I'm sure this can be improved but one advantage is that it only requires the first DataFrame, and it's conceptually nice to chain operations until you get the desired solution.
fullmatrix = (x.stack()
.reset_index(name='names')
.pivot(index='level_0', columns='names', values='names')
.applymap(lambda x: int(x!=None))
.reset_index(drop=True))
note that only the names that appear in your x DataFrame will appear as columns in fullmatrix. if you want the additional columns you can simply perform a join.
Consider adding a key = 1 column and then iterating through each column for a list of pivoted dfs which you then horizontally merge with pd.concat. Finally run a DataFrame.update() to update original fullmatrix with values from pvt_df, aligned to indices.
x['key'] = 1
dfs = []
for col in x.columns[:-1]:
dfs.append(x.pivot_table(index=df.index, columns=[col], values='key').fillna(0))
pvt_df = pd.concat(dfs, axis=1).astype(int)
fullmatrix.update(pvt_df)
fullmatrix = fullmatrix.astype(int)
fullmatrix # ONLY FOR VISIBLE COLUMNS IN ORIGINAL POST
# Irelia Gnar Renekton Kassadin Sion Jax Lulu Maokai Rumble Lissandra XinZhao Amumu Udyr Ivern Shaco Skarner FiddleSticks Aatrox Volibear MonkeyKing
# 0 1 0 0 0 0 0 0 0 0 0 0 0 0 0 0 0 0 0 0 0
# 1 0 1 0 0 0 0 0 0 0 0 0 0 0 0 0 0 0 0 0 0
# 2 0 0 1 0 0 0 0 0 0 0 0 0 0 0 0 0 0 0 0 0
# 3 1 0 0 0 0 0 0 0 0 0 0 0 0 0 0 0 0 0 0 0
The OP tries to create a table of dummy variables with a set of data points. For each data point, it contains 5 attributes. There are in total N unique attributes.

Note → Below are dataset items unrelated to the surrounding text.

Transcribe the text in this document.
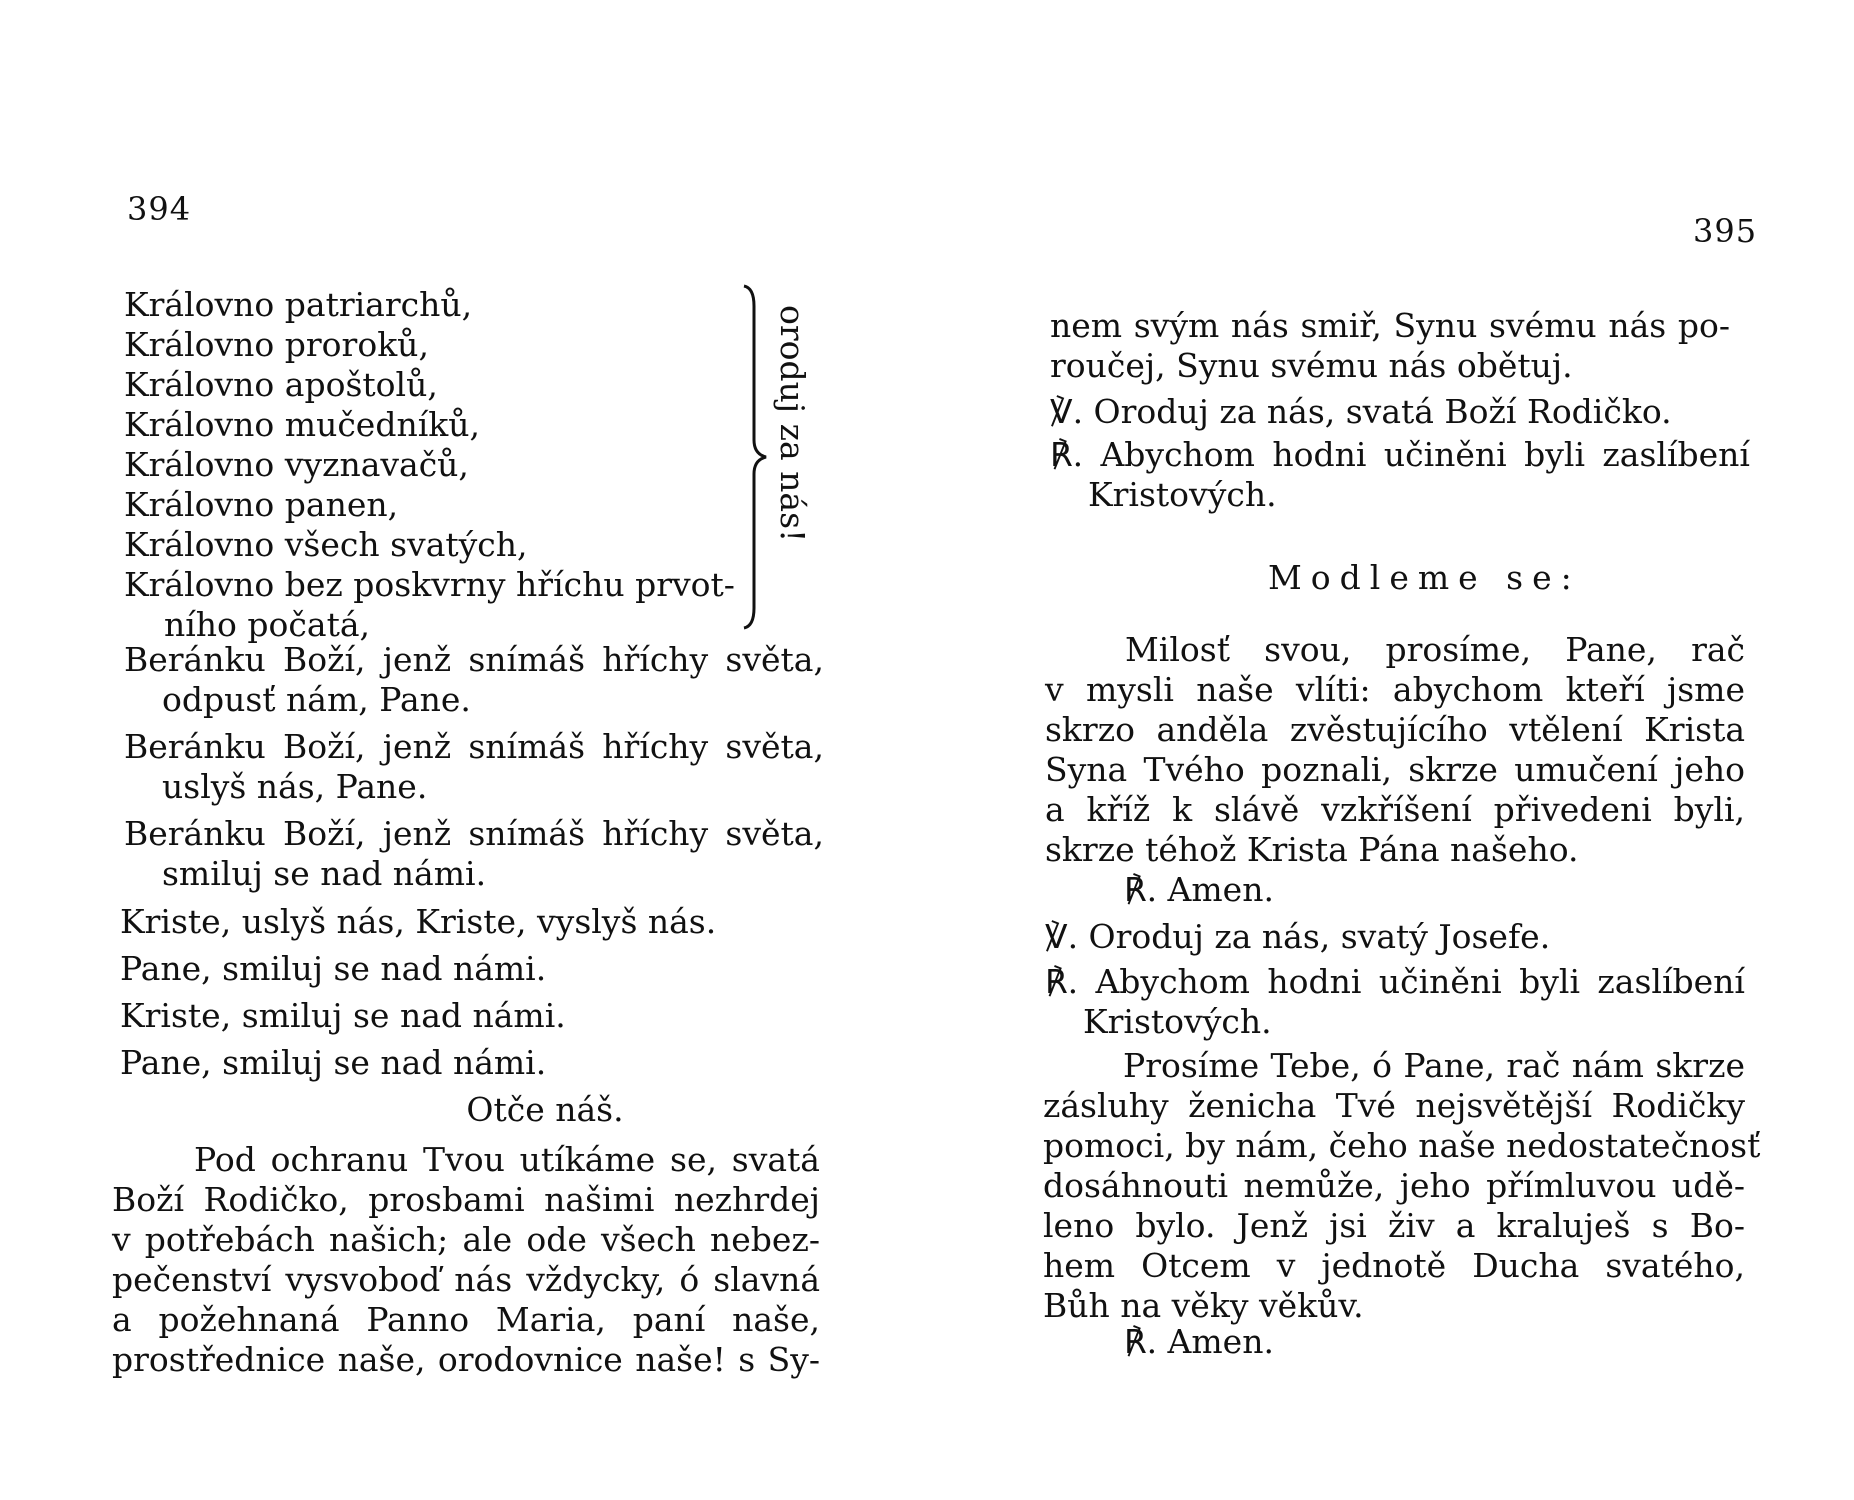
394
Královno patriarchů,
Královno proroků,
Královno apoštolů,
Královno mučedníků,
Královno vyznavačů,
Královno panen,
Královno všech svatých,
Královno bez poskvrny hříchu prvot-
ního počatá,
oroduj za nás!
Beránku Boží, jenž snímáš hříchy světa,
odpusť nám, Pane.
Beránku Boží, jenž snímáš hříchy světa,
uslyš nás, Pane.
Beránku Boží, jenž snímáš hříchy světa,
smiluj se nad námi.
Kriste, uslyš nás, Kriste, vyslyš nás.
Pane, smiluj se nad námi.
Kriste, smiluj se nad námi.
Pane, smiluj se nad námi.
Otče náš.
Pod ochranu Tvou utíkáme se, svatá
Boží Rodičko, prosbami našimi nezhrdej
v potřebách našich; ale ode všech nebez-
pečenství vysvoboď nás vždycky, ó slavná
a požehnaná Panno Maria, paní naše,
prostřednice naše, orodovnice naše! s Sy-
395
nem svým nás smiř, Synu svému nás po-
roučej, Synu svému nás obětuj.
℣. Oroduj za nás, svatá Boží Rodičko.
℟. Abychom hodni učiněni byli zaslíbení
Kristových.
Modleme se:
Milosť svou, prosíme, Pane, rač
v mysli naše vlíti: abychom kteří jsme
skrzo anděla zvěstujícího vtělení Krista
Syna Tvého poznali, skrze umučení jeho
a kříž k slávě vzkříšení přivedeni byli,
skrze téhož Krista Pána našeho.
℟. Amen.
℣. Oroduj za nás, svatý Josefe.
℟. Abychom hodni učiněni byli zaslíbení
Kristových.
Prosíme Tebe, ó Pane, rač nám skrze
zásluhy ženicha Tvé nejsvětější Rodičky
pomoci, by nám, čeho naše nedostatečnosť
dosáhnouti nemůže, jeho přímluvou udě-
leno bylo. Jenž jsi živ a kraluješ s Bo-
hem Otcem v jednotě Ducha svatého,
Bůh na věky věkův.
℟. Amen.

We will use a simplied dataset to demonstrate how to do it:
5 unique attributes
3 data entries
each data entry contains 3 attributes.
x = pd.DataFrame([['a', 'b', 'c'],
['b', 'd', 'e'],
['e', 'b', 'a']])
fullmatrix = pd.DataFrame([[0 for _ in range(5)] for _ in range(3)],
columns=['a','b','c','d','e'])
""" fullmatrix:
a b c d e
0 0 0 0 0 0
1 0 0 0 0 0
2 0 0 0 0 0
"""
# each row in x_temp is a string of attributed delimited by ","
x_row_joined = pd.Series((",".join(row[1]) for row in x.iterrows()))
fullmatrix = x_row_joined.str.get_dummies(sep=',')
The method is inspired by offbyone's answer It uses pandas.Series.str.get_dummies. We first joins each row of x with a specified delimiter. Then make use of the Series.str.get_dummies method. The method takes a delimiter that we just use to join attributes and will generate the dummy-varaible table for you. (Caution: don't pick sep that exists in x.)